As explained above, the present invention provides a novel configuration in which a concave mirror and a display device are combined, and the display device is placed on the side opposite to the player's viewpoint across the central axis of the concave mirror. By adopting this technology, it is possible to project the game screen as an enlarged virtual image behind the concave mirror, and as a result, a game device that can play powerful video games on a large game screen can be made smaller and cheaper. This has the effect that it can be formed.

In particular, by setting the positional relationship between the display device and the concave mirror as in claim 2, it becomes possible to form a game device using a concave mirror more compactly.

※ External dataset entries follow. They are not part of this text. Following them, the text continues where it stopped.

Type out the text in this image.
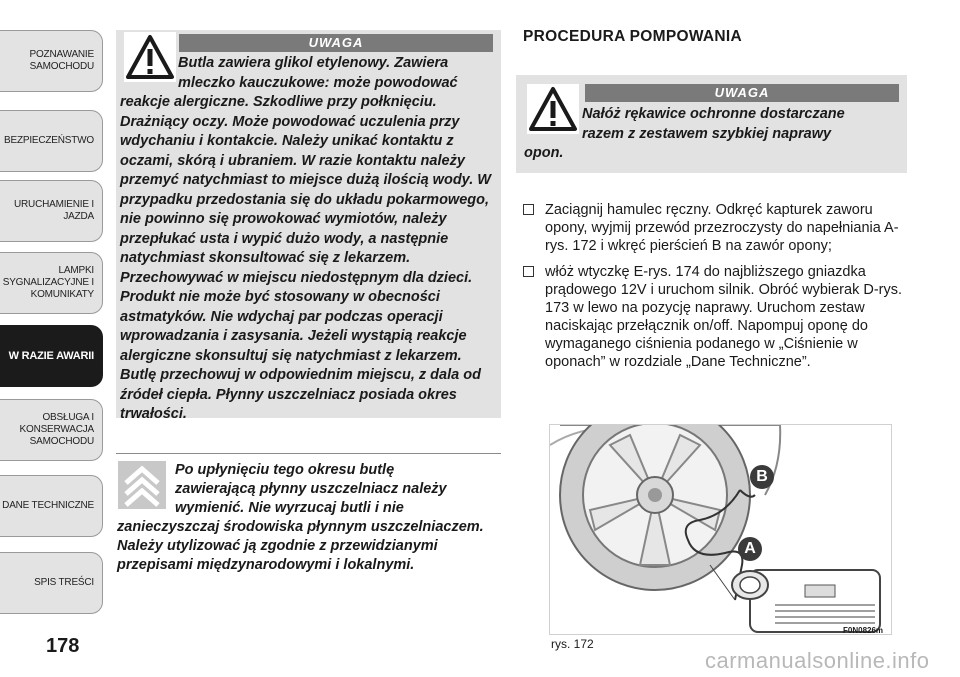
POZNAWANIE
SAMOCHODU
BEZPIECZEŃSTWO
URUCHAMIENIE I
JAZDA
LAMPKI
SYGNALIZACYJNE I
KOMUNIKATY
W RAZIE AWARII
OBSŁUGA I
KONSERWACJA
SAMOCHODU
DANE TECHNICZNE
SPIS TREŚCI
178
UWAGA
Butla zawiera glikol etylenowy. Zawiera
mleczko kauczukowe: może powodować
reakcje alergiczne. Szkodliwe przy połknięciu. Drażniący oczy. Może powodować uczulenia przy wdychaniu i kontakcie. Należy unikać kontaktu z oczami, skórą i ubraniem. W razie kontaktu należy przemyć natychmiast to miejsce dużą ilością wody. W przypadku przedostania się do układu pokarmowego, nie powinno się prowokować wymiotów, należy przepłukać usta i wypić dużo wody, a następnie natychmiast skonsultować się z lekarzem. Przechowywać w miejscu niedostępnym dla dzieci. Produkt nie może być stosowany w obecności astmatyków. Nie wdychaj par podczas operacji wprowadzania i zasysania. Jeżeli wystąpią reakcje alergiczne skonsultuj się natychmiast z lekarzem. Butlę przechowuj w odpowiednim miejscu, z dala od źródeł ciepła. Płynny uszczelniacz posiada okres trwałości.
Po upłynięciu tego okresu butlę
zawierającą płynny uszczelniacz należy
wymienić. Nie wyrzucaj butli i nie
zanieczyszczaj środowiska płynnym uszczelniaczem. Należy utylizować ją zgodnie z przewidzianymi przepisami międzynarodowymi i lokalnymi.
PROCEDURA POMPOWANIA
UWAGA
Nałóż rękawice ochronne dostarczane
razem z zestawem szybkiej naprawy
opon.
Zaciągnij hamulec ręczny. Odkręć kapturek zaworu opony, wyjmij przewód przezroczysty do napełniania A-rys. 172 i wkręć pierścień B na zawór opony;
włóż wtyczkę E-rys. 174 do najbliższego gniazdka prądowego 12V i uruchom silnik. Obróć wybierak D-rys. 173 w lewo na pozycję naprawy. Uruchom zestaw naciskając przełącznik on/off. Napompuj oponę do wymaganego ciśnienia podanego w „Ciśnienie w oponach” w rozdziale „Dane Techniczne”.
B
A
rys. 172
F0N0826m
carmanualsonline.info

Furthermore, as in claim 3, by attaching the player seating seat to the game machine body so as to be able to swing or tilt, the player can experience a floating sensation as if he were riding in a spaceship, for example. In addition, the player's viewpoint with respect to the concave mirror changes according to the swinging or tilting motion of the seat, and the reflected image on the concave mirror also swings at the same time, so that the player can experience the feeling of floating more effectively from this aspect as well.

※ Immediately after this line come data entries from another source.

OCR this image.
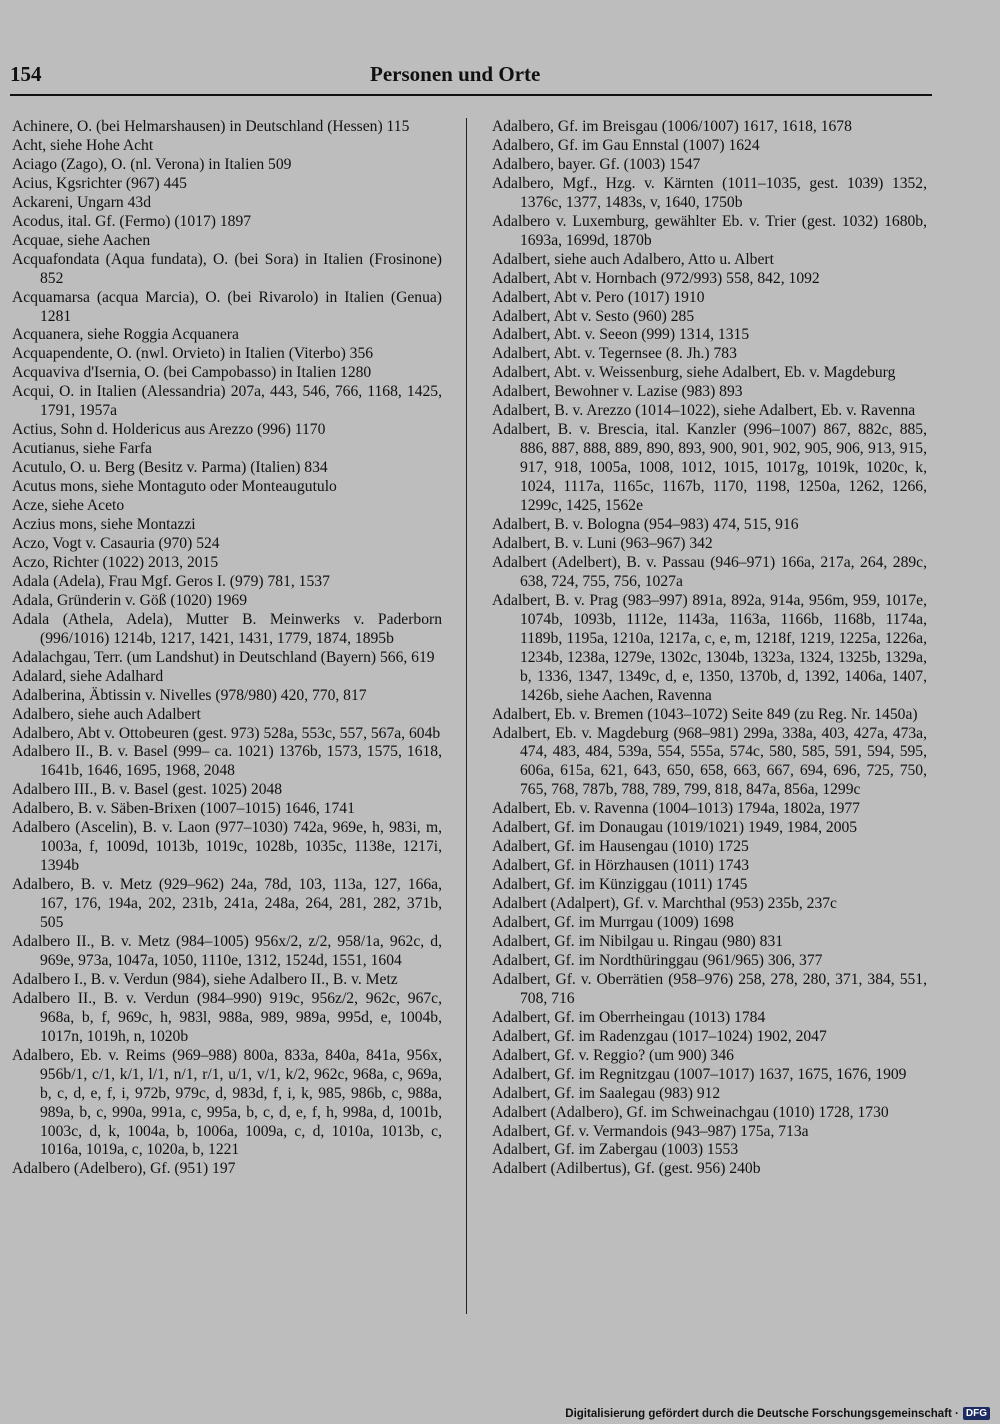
154	Personen und Orte
Achinere, O. (bei Helmarshausen) in Deutschland (Hessen) 115
Acht, siehe Hohe Acht
Aciago (Zago), O. (nl. Verona) in Italien 509
Acius, Kgsrichter (967) 445
Ackareni, Ungarn 43d
Acodus, ital. Gf. (Fermo) (1017) 1897
Acquae, siehe Aachen
Acquafondata (Aqua fundata), O. (bei Sora) in Italien (Frosinone) 852
Acquamarsa (acqua Marcia), O. (bei Rivarolo) in Italien (Genua) 1281
Acquanera, siehe Roggia Acquanera
Acquapendente, O. (nwl. Orvieto) in Italien (Viterbo) 356
Acquaviva d'Isernia, O. (bei Campobasso) in Italien 1280
Acqui, O. in Italien (Alessandria) 207a, 443, 546, 766, 1168, 1425, 1791, 1957a
Actius, Sohn d. Holdericus aus Arezzo (996) 1170
Acutianus, siehe Farfa
Acutulo, O. u. Berg (Besitz v. Parma) (Italien) 834
Acutus mons, siehe Montaguto oder Monteaugutulo
Acze, siehe Aceto
Aczius mons, siehe Montazzi
Aczo, Vogt v. Casauria (970) 524
Aczo, Richter (1022) 2013, 2015
Adala (Adela), Frau Mgf. Geros I. (979) 781, 1537
Adala, Gründerin v. Göß (1020) 1969
Adala (Athela, Adela), Mutter B. Meinwerks v. Paderborn (996/1016) 1214b, 1217, 1421, 1431, 1779, 1874, 1895b
Adalachgau, Terr. (um Landshut) in Deutschland (Bayern) 566, 619
Adalard, siehe Adalhard
Adalberina, Äbtissin v. Nivelles (978/980) 420, 770, 817
Adalbero, siehe auch Adalbert
Adalbero, Abt v. Ottobeuren (gest. 973) 528a, 553c, 557, 567a, 604b
Adalbero II., B. v. Basel (999– ca. 1021) 1376b, 1573, 1575, 1618, 1641b, 1646, 1695, 1968, 2048
Adalbero III., B. v. Basel (gest. 1025) 2048
Adalbero, B. v. Säben-Brixen (1007–1015) 1646, 1741
Adalbero (Ascelin), B. v. Laon (977–1030) 742a, 969e, h, 983i, m, 1003a, f, 1009d, 1013b, 1019c, 1028b, 1035c, 1138e, 1217i, 1394b
Adalbero, B. v. Metz (929–962) 24a, 78d, 103, 113a, 127, 166a, 167, 176, 194a, 202, 231b, 241a, 248a, 264, 281, 282, 371b, 505
Adalbero II., B. v. Metz (984–1005) 956x/2, z/2, 958/1a, 962c, d, 969e, 973a, 1047a, 1050, 1110e, 1312, 1524d, 1551, 1604
Adalbero I., B. v. Verdun (984), siehe Adalbero II., B. v. Metz
Adalbero II., B. v. Verdun (984–990) 919c, 956z/2, 962c, 967c, 968a, b, f, 969c, h, 983l, 988a, 989, 989a, 995d, e, 1004b, 1017n, 1019h, n, 1020b
Adalbero, Eb. v. Reims (969–988) 800a, 833a, 840a, 841a, 956x, 956b/1, c/1, k/1, l/1, n/1, r/1, u/1, v/1, k/2, 962c, 968a, c, 969a, b, c, d, e, f, i, 972b, 979c, d, 983d, f, i, k, 985, 986b, c, 988a, 989a, b, c, 990a, 991a, c, 995a, b, c, d, e, f, h, 998a, d, 1001b, 1003c, d, k, 1004a, b, 1006a, 1009a, c, d, 1010a, 1013b, c, 1016a, 1019a, c, 1020a, b, 1221
Adalbero (Adelbero), Gf. (951) 197
Adalbero, Gf. im Breisgau (1006/1007) 1617, 1618, 1678
Adalbero, Gf. im Gau Ennstal (1007) 1624
Adalbero, bayer. Gf. (1003) 1547
Adalbero, Mgf., Hzg. v. Kärnten (1011–1035, gest. 1039) 1352, 1376c, 1377, 1483s, v, 1640, 1750b
Adalbero v. Luxemburg, gewählter Eb. v. Trier (gest. 1032) 1680b, 1693a, 1699d, 1870b
Adalbert, siehe auch Adalbero, Atto u. Albert
Adalbert, Abt v. Hornbach (972/993) 558, 842, 1092
Adalbert, Abt v. Pero (1017) 1910
Adalbert, Abt v. Sesto (960) 285
Adalbert, Abt. v. Seeon (999) 1314, 1315
Adalbert, Abt. v. Tegernsee (8. Jh.) 783
Adalbert, Abt. v. Weissenburg, siehe Adalbert, Eb. v. Magdeburg
Adalbert, Bewohner v. Lazise (983) 893
Adalbert, B. v. Arezzo (1014–1022), siehe Adalbert, Eb. v. Ravenna
Adalbert, B. v. Brescia, ital. Kanzler (996–1007) 867, 882c, 885, 886, 887, 888, 889, 890, 893, 900, 901, 902, 905, 906, 913, 915, 917, 918, 1005a, 1008, 1012, 1015, 1017g, 1019k, 1020c, k, 1024, 1117a, 1165c, 1167b, 1170, 1198, 1250a, 1262, 1266, 1299c, 1425, 1562e
Adalbert, B. v. Bologna (954–983) 474, 515, 916
Adalbert, B. v. Luni (963–967) 342
Adalbert (Adelbert), B. v. Passau (946–971) 166a, 217a, 264, 289c, 638, 724, 755, 756, 1027a
Adalbert, B. v. Prag (983–997) 891a, 892a, 914a, 956m, 959, 1017e, 1074b, 1093b, 1112e, 1143a, 1163a, 1166b, 1168b, 1174a, 1189b, 1195a, 1210a, 1217a, c, e, m, 1218f, 1219, 1225a, 1226a, 1234b, 1238a, 1279e, 1302c, 1304b, 1323a, 1324, 1325b, 1329a, b, 1336, 1347, 1349c, d, e, 1350, 1370b, d, 1392, 1406a, 1407, 1426b, siehe Aachen, Ravenna
Adalbert, Eb. v. Bremen (1043–1072) Seite 849 (zu Reg. Nr. 1450a)
Adalbert, Eb. v. Magdeburg (968–981) 299a, 338a, 403, 427a, 473a, 474, 483, 484, 539a, 554, 555a, 574c, 580, 585, 591, 594, 595, 606a, 615a, 621, 643, 650, 658, 663, 667, 694, 696, 725, 750, 765, 768, 787b, 788, 789, 799, 818, 847a, 856a, 1299c
Adalbert, Eb. v. Ravenna (1004–1013) 1794a, 1802a, 1977
Adalbert, Gf. im Donaugau (1019/1021) 1949, 1984, 2005
Adalbert, Gf. im Hausengau (1010) 1725
Adalbert, Gf. in Hörzhausen (1011) 1743
Adalbert, Gf. im Künziggau (1011) 1745
Adalbert (Adalpert), Gf. v. Marchthal (953) 235b, 237c
Adalbert, Gf. im Murrgau (1009) 1698
Adalbert, Gf. im Nibilgau u. Ringau (980) 831
Adalbert, Gf. im Nordthüringgau (961/965) 306, 377
Adalbert, Gf. v. Oberrätien (958–976) 258, 278, 280, 371, 384, 551, 708, 716
Adalbert, Gf. im Oberrheingau (1013) 1784
Adalbert, Gf. im Radenzgau (1017–1024) 1902, 2047
Adalbert, Gf. v. Reggio? (um 900) 346
Adalbert, Gf. im Regnitzgau (1007–1017) 1637, 1675, 1676, 1909
Adalbert, Gf. im Saalegau (983) 912
Adalbert (Adalbero), Gf. im Schweinachgau (1010) 1728, 1730
Adalbert, Gf. v. Vermandois (943–987) 175a, 713a
Adalbert, Gf. im Zabergau (1003) 1553
Adalbert (Adilbertus), Gf. (gest. 956) 240b
Digitalisierung gefördert durch die Deutsche Forschungsgemeinschaft · DFG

Furthermore, in the shooting game device as claimed in claim 3, by configuring the aiming position as in claim 4, it becomes possible to display the aiming position with a simple configuration and at low cost. .

[Brief explanation of drawings]

FIG. 1 is an overall explanatory diagram of a game device using a concave mirror according to the present invention.

FIG. 2 is a schematic explanatory diagram of the concave mirror shown in FIG. 1 and a game image projected thereon.

FIG. 3 is an electrical circuit diagram showing main parts of the game device shown in FIG. 1.

[Explanation of symbols]

10 Game console body 12 Concave mirror 14 Display device 20 Base 22 Spring 24 Seat 26 Shooting device 30 Player 32 Viewpoint 42 Trigger button 44 Aiming position detector 100 Center axis 200 Image range 210 Target 220 Standard mark
NM0159
01

Claims (4)

[Claims] 1. A concave mirror installed in front of the player with its central axis tilted at a predetermined angle with respect to the player's viewpoint; and a display device placed in front of the concave mirror and projecting a game screen onto the concave mirror. A game device using a concave mirror, wherein the display device is disposed on the opposite side of the player's viewpoint across the central axis of the concave mirror, and projects the game screen as an enlarged virtual image behind the concave mirror. 2. In claim 1, the display device is arranged such that the distance between the display surface and the center of the concave mirror is approximately equal to the focal length dimension of the concave mirror, and the player's viewpoint is located at a distance between the center of the concave mirror and the center of the concave mirror. A game device using a concave mirror, characterized in that the distance is set to a value between the focal length dimension and the radius of curvature dimension of the concave mirror. 3. The shooting device according to claim 1, further comprising: a seat for seating a player; and a shooting device operated by a player seated on the seat to aim on the concave mirror and shoot at a target; The display device and the concave mirror are mounted and fixed on a game machine main body, and the seat and the shooting device are mounted and fixed on a base that is tiltably or swingably supported on the game machine main body. Game device used. 4. In claim 3, the shooting device comprises:
The display device includes an aim position detection means for detecting an aim position based on a tilt angle with respect to a base, and the display device displays an aim mark on a game screen projected on the concave mirror based on the detected aim position. A game device using a concave mirror.